Banco Central impõe sigilo de 8 anos sobre documentos da liquidação do Banco Master
O Banco Central (BC) classificou como secretos e impôs sigilo de oito anos sobre todos os documentos relacionados à liquidação extrajudicial do Banco Master. A decisão, assinada pelo presidente da autarquia, Gabriel Galípolo, em novembro, foi revelada pela CNN Brasil após um pedido via Lei de Acesso à Informação (LAI). A medida efetivamente 'blinda' os processos, impedindo o acesso público a informações sobre uma das maiores intervenções bancárias recentes no país.
A classificação de sigilo abrange todo o acervo documental da operação de liquidação do Master, banco controlado pelo empresário Daniel Dantas que foi liquidado extrajudicialmente em 2022 após grave crise de liquidez.
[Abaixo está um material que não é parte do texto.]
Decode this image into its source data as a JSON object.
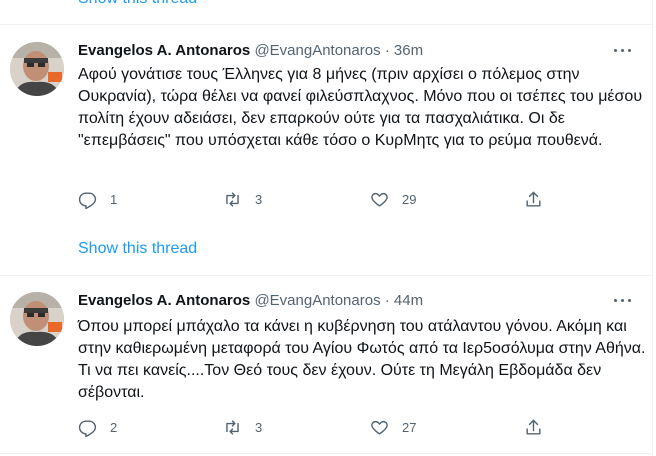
{
  "top_link": "Show this thread",
  "tweets": [
    {
      "name": "Evangelos A. Antonaros",
      "handle": "@EvangAntonaros",
      "sep": "·",
      "time": "36m",
      "text": "Αφού γονάτισε τους Έλληνες για 8 μήνες (πριν αρχίσει ο πόλεμος στην Ουκρανία), τώρα θέλει να φανεί φιλεύσπλαχνος. Μόνο που οι τσέπες του μέσου πολίτη έχουν αδειάσει, δεν επαρκούν ούτε για τα πασχαλιάτικα. Οι δε \"επεμβάσεις\" που υπόσχεται κάθε τόσο ο ΚυρΜητς για το ρεύμα πουθενά.",
      "replies": "1",
      "retweets": "3",
      "likes": "29",
      "show_thread": "Show this thread"
    },
    {
      "name": "Evangelos A. Antonaros",
      "handle": "@EvangAntonaros",
      "sep": "·",
      "time": "44m",
      "text": "Όπου μπορεί μπάχαλο τα κάνει η κυβέρνηση του ατάλαντου γόνου. Ακόμη και στην καθιερωμένη μεταφορά του Αγίου Φωτός από τα Ιερ5οσόλυμα στην Αθήνα. Τι να πει κανείς....Τον Θεό τους δεν έχουν. Ούτε τη Μεγάλη Εβδομάδα δεν σέβονται.",
      "replies": "2",
      "retweets": "3",
      "likes": "27"
    }
  ],
  "icons": {
    "reply": "reply-icon",
    "retweet": "retweet-icon",
    "like": "heart-icon",
    "share": "share-icon",
    "more": "more-icon"
  },
  "colors": {
    "link": "#1d9bf0",
    "secondary": "#536471",
    "text": "#0f1419",
    "divider": "#eff3f4"
  }
}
A decisão do BC levanta questões imediatas sobre os motivos para um período de sigilo tão extenso, que se estende até 2031, em um caso de interesse público que envolveu recursos do Fundo Garantidor de Créditos (FGC) e afetou milhares de correntistas.
A imposição do sigilo máximo sobre o caso Master coloca o Banco Central sob forte escrutínio, pois restringe a transparência em um processo que consumiu recursos públicos e definiu o destino de um banco de médio porte. A medida pode dificultar a investigação de eventuais responsabilidades na gestão do Master e limitar o debate público sobre a eficácia da atuação do próprio BC como liquidante. O sigilo de oito anos cria uma cortina de opacidade em torno de um dos capítulos mais sensíveis da recente regulação financeira brasileira.